De Voorzitter van de Tweede Kamer der Staten-Generaal
Postbus 20018
2500 EA Den Haag
ons kenmerk: DL. 2005/1169
datum: 20-05-2005
onderwerp: Nadere informatie aangaande de kamervragen van het lid
Oplaat over vogelmijt
Bijlagen:
Geachte Voorzitter,
Hierbij doe ik u mede namens de minister van Volksgezondheid, Welzijn
en Sport, de staatssecretaris van Sociale Zaken en Werkgelegenheid en
de staatssecretaris van Volkshuisvesting, Ruimtelijke Ordening en
Milieubeheer de informatie toekomen die ik u heb toegezegd in mijn
antwoordbrief van 29 maart 2005 op vragen gesteld door het lid Oplaat
(VVD) over een bloedluisplaag in de pluimveesector.
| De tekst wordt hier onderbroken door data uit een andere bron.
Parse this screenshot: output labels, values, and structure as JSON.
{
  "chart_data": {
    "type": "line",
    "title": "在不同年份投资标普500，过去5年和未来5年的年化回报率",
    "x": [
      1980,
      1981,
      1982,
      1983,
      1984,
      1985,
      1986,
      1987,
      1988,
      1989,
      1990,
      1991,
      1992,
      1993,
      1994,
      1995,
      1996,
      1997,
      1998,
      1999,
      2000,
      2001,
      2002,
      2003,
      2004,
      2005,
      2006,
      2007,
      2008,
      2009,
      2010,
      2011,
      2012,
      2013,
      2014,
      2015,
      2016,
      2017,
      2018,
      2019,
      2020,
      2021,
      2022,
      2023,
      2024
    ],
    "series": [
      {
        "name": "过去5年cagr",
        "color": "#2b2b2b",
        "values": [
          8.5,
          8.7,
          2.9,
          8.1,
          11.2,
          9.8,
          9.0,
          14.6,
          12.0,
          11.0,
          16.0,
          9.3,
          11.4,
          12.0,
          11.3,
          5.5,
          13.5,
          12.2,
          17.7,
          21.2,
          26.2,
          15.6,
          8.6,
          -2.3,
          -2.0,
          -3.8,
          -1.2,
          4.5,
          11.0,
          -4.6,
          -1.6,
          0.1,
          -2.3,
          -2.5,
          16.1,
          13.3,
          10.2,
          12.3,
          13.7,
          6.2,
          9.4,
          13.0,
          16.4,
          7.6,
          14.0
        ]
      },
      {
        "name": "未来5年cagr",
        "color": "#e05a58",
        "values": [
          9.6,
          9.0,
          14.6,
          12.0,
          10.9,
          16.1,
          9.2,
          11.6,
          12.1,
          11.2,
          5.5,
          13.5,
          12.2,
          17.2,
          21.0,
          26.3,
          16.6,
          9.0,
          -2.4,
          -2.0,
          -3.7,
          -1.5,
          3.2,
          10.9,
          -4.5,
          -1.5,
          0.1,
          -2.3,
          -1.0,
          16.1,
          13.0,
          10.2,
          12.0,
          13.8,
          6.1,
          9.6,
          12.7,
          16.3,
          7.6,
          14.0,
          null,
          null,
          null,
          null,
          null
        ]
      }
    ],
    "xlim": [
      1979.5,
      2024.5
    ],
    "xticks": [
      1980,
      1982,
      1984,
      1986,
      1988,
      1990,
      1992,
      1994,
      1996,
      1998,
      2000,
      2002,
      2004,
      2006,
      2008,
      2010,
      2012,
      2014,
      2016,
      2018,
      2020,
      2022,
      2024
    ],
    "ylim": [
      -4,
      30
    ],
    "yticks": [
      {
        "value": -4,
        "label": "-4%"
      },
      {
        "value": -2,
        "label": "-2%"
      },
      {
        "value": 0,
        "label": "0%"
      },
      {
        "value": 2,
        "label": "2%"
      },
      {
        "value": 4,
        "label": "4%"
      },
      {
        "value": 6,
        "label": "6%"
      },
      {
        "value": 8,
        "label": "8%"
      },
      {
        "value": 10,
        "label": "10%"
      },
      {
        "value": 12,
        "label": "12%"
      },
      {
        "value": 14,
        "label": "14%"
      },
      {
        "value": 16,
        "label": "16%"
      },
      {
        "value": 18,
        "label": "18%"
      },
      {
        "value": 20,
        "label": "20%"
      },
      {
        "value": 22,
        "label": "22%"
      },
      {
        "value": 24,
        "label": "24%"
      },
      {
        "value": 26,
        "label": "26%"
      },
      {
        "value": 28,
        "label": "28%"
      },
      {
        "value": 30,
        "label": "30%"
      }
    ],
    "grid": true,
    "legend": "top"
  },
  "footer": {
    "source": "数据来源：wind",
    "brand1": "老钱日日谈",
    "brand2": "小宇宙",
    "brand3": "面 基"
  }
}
Ik heb nader onderzocht welke mogelijkheden er zijn om bloedluis
(=vogelmijt) in de legpluimveehouderij te bestrijden.
In Nederland zijn momenteel twee biociden toegestaan om vogelmijt in
leegstaande stallen te bestrijden, te weten Solfac en Lurectron.
Daarnaast is ook verhitting van de stal volgens de warmtestook-methode
een effectieve manier voor de bestrijding van vogelmijt in een
leegstaande stal. Wanneer echter vogelmijt tijdens de legperiode in de
stal optreedt, kunnen deze methoden niet meer worden gebruikt.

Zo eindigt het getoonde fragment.